I have been getting caught up on some of Sam Hamill’s work since his death back in April. Last night reading from his 1981 book of “casual essays” or “over-the-shoulder” glances he titled At Home in the World, I came across an essay entitled “Epistolary Poetry.” The subtitle is “The Poem as Letter; The Letter as Poem.” Preparing for a couple hundred signups in five hours for the 12th August POetry POstcard Fest (& Sam would HATE that I capitalize the”o’s”) I felt it right to read that essay immediately.
And it starts with some classic Sam Hamill snark. (He would hate that description, but it’s accurate.)
Several years ago in Missoula, at the customary after-the-reading bash, I was approached by a young grad school poet.
“I didn’t realize you were a former student of Richard Hugo’s.” he said.
“But you write letter poems,” he declared,” and that’s an invention of Dick’s.”

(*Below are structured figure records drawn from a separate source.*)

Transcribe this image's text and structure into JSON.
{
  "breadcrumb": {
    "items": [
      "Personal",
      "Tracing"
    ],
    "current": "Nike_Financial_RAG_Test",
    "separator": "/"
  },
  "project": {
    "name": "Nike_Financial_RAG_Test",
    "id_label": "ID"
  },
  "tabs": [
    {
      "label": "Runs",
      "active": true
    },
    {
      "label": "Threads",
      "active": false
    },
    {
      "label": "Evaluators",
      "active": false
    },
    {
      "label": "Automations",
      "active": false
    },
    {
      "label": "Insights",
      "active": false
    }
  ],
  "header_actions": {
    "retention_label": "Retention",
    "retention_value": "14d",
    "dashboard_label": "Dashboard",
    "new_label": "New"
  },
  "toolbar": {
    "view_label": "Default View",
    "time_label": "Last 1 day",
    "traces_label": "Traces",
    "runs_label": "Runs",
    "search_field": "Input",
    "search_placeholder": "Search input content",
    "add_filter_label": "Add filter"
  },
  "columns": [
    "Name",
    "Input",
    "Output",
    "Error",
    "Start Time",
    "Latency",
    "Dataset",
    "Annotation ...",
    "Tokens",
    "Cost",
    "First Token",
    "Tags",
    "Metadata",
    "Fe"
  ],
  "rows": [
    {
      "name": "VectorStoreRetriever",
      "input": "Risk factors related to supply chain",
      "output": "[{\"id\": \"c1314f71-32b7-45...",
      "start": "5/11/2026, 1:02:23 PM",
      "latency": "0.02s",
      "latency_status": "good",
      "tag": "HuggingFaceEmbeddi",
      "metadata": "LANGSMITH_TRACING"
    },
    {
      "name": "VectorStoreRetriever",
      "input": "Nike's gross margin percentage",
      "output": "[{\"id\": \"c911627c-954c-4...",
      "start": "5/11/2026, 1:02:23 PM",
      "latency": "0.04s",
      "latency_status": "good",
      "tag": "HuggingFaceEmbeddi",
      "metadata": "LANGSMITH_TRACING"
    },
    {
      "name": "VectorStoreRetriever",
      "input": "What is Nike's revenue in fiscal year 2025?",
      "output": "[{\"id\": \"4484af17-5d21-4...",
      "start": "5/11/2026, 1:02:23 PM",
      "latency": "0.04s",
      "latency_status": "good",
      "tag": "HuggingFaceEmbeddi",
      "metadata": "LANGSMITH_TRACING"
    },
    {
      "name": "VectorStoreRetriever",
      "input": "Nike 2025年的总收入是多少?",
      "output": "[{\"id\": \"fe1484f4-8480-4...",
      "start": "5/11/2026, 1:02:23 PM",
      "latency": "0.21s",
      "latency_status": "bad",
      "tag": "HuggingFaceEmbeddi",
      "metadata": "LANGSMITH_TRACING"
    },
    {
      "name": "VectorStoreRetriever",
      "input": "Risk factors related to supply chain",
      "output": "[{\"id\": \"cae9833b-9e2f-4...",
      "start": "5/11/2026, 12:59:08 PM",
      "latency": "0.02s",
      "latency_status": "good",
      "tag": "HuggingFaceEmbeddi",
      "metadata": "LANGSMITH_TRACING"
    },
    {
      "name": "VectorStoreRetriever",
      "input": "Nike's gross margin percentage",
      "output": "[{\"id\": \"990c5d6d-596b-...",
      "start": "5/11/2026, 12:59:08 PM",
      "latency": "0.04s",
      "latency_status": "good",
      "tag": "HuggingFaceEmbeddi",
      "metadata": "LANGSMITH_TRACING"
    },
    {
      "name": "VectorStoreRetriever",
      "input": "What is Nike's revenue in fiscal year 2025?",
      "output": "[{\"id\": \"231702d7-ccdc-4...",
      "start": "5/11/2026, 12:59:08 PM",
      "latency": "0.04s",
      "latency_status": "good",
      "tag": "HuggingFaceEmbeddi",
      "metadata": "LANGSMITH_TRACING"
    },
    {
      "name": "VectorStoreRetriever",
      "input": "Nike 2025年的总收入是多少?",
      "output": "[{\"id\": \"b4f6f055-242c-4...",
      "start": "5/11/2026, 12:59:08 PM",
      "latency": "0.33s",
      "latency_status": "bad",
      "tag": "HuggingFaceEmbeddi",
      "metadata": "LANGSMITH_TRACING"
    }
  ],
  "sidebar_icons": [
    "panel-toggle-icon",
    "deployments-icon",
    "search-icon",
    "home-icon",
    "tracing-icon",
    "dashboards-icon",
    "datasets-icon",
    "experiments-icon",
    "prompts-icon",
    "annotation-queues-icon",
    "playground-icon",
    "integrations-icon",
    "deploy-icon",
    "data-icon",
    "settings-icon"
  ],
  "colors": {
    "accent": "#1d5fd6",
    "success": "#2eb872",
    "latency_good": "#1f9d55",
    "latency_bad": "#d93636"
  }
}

With all the specializing and pigeon-holing done by scholars, it has always astonished me that no one (to my knowledge) has written on epistolary poetry as a genre. The poem as letter has been with us for nearly as long as we have had written poetry. In the Western tradition, the honor of inventing the genre is generally bestowed to Quintus Horatius Flaccus, a Latin poet who preceded Hugo by two thousand years…
HA! Sam goes on to discuss epistles by Wordsworth, Li Po, Tu Fu, Shelley, William Carlos Williams’ “Asphodel”, George Seferis, Octavio Paz, Allen Tate, Robert Penn Warren, Yvor Winters, Elizabeth Bishop, Galway Kinnell, William Stafford, Robert Hass, Thomas McGrath, Kenneth Rexroth and Denise Levertov. He cites two poems from her book that was current at the time, and that he also reviewed in this book, Life in the Forest. One of those poems was
The sunshine is wild here!
It laps our feet!
Wavelets of sunshine!
The sunshine snaps at our toes!
Thick handfuls of sunshine freeze
our fingers like ice,
like burning ice cream!
The towers of the city across
the gulf of sunshine are wavering!
Sam did not like exclamation points either, but did consider Levertov a “great teacher.” He also concluded in his review that Life in the Forest features “poems of mature affection and engagement written by a mature poet at the height of her power.”
That turned out to be prophetic, as Levertov’s later work was not as potent as the Organic Form she honed between letters to and from Robert Duncan, but still better than most of all other poems being written by her contemporaries.
Sam continues to teach from beyond the veil, as I suspected he would. Casual essays? Perhaps, but worth a look. And as postcard season starts again, some good fuel for summer. Thank you Sam.